I’ve learnt a lot about how to deal with worry and anxiety over the past couple of years, but getting a second cancer diagnosis is no joke. Waiting to find out what stage the melanoma on my leg was and whether that second patch on my chest was also cancerous and would need cutting out wasn’t much fun. My husband says there were lots of periods when I’d go quiet, followed by long exhalations of breath. I think I can be excused that.
When I was diagnosed with breast cancer in July 2015, I was told more or less straight away that I’d need chemotherapy, a mastectomy and radiotherapy. I knew treatment would be gruelling and would last seven or eight months. With this, if I don’t need a re-excision, I’ll have been diagnosed in the morning and treated in the afternoon. If I’m lucky, that’ll be it… physically at least, emotionally it’s not quite that simple.
I thought long and hard over whether to go public on this. I decided to do so in the name of raising awareness (that old chestnut). Check yourselves, people – there’s an easy ABCD guide: A (asymmetry), B (border), C (colour) and D (diameter) – and take precautions to reduce your chances of developing melanoma in the first place. According to Cancer Research UK, melanoma is preventable in around 86% of cases. For breast cancer, it’s 27%.

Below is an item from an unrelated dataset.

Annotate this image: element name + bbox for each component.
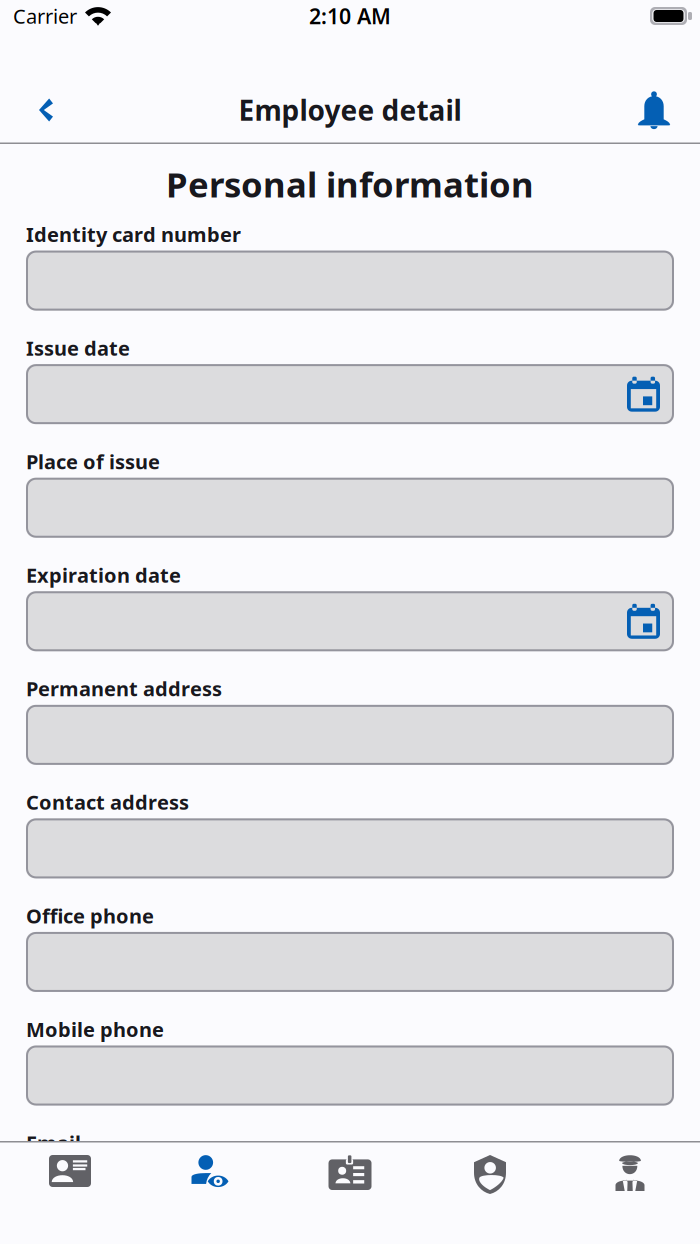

To give the wound on my leg the best chance of healing well, I’d to sit with my foot raised in the three days following the procedure and I’ve to avoid strenuous exercise for four weeks (or more, depending on how the healing goes). So no sport at least until the end of September. For those of you who know me, you’ll know what torture that is. I’ve had to cancel four tennis matches that were already in the diary, one of which in particular I was really looking forward to playing. The day before I was diagnosed, I went for an hour-and-a-quarter run. The day before that, I did a 30-mile bike ride.
I’m gutted at not being able to do the 5k Parkrun I do almost every Saturday at 9am on the local common. So much for having set myself the target of beating my personal best time by the end of September. I guess it’ll have to be October or November now, or perhaps even December.
Because instead of focusing on the – frankly-terrifying-if-you-think-about-it-too-hard – notion of two cancer diagnoses in just over two years, you’ve got to, as the old song goes, pick yourself up, dust yourself off, and start all over again. It’s easier said than done, but I’ll give it a good try.